Josh Ellis of the Metropolitan Planning Council, a group that advocates for sustainable neighborhoods in Chicago, noted that 67 percent of Illinois’ black and Hispanic residents live in communities that have 95 percent of all lead pipes. Even outside of Chicago, he said, black and Hispanic residents are twice as likely as white residents to live in communities with lead pipes.

But Brad Cole, executive director of the Illinois Municipal League, argued that local governments that manage water utilities cannot afford to undertake such a project without financial assistance.

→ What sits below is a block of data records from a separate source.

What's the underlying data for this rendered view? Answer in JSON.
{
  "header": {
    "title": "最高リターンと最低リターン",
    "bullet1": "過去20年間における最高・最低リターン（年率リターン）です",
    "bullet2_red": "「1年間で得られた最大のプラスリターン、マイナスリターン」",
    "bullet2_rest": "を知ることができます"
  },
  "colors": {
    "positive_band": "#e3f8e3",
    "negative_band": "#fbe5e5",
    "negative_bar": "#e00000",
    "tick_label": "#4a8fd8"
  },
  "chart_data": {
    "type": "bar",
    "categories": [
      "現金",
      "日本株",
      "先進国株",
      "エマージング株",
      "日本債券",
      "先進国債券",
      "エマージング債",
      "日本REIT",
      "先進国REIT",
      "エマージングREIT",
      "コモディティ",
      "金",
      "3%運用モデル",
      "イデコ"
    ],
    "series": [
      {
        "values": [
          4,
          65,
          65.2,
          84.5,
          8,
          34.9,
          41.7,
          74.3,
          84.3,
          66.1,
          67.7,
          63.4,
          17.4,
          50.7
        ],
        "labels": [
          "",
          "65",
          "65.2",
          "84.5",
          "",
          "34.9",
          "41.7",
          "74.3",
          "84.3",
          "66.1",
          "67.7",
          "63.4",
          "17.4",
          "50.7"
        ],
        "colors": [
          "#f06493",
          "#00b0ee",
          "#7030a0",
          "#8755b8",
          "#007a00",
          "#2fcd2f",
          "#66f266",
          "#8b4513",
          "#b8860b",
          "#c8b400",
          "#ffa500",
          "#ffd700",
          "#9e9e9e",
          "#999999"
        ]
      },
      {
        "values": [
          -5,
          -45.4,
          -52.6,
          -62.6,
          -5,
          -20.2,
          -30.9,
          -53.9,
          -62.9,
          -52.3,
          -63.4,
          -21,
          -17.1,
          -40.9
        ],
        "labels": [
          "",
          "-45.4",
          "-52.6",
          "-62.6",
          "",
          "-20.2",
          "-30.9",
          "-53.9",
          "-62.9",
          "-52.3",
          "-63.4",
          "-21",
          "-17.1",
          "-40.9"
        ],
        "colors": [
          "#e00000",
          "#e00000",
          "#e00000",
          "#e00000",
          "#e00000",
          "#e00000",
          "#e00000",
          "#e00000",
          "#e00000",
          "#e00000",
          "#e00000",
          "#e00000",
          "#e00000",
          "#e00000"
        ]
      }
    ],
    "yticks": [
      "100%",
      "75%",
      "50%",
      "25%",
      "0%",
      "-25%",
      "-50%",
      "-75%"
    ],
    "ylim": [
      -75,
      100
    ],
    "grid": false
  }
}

He said that the wording of this part of the bill had changed several times and that other revisions were circulating among lawmakers, some of whom would levy charges on all water users, whether or not they are connected to water. lead service lines, and others that would put municipal water services under rate regulation by the Illinois Board of Commerce.

“We have always maintained that any inventory or replacement of lead service lines required by law must include a continuous and continuous injection of revenue to cover the costs of municipal operations and the administrative costs associated with it,” said Cole.

Lawmakers heard testimony Sunday before the House and Senate executive committees, no action was taken in either chamber. The lame duck session will continue until Tuesday and possibly Wednesday before new and re-elected lawmakers are sworn in and a new legislative session begins.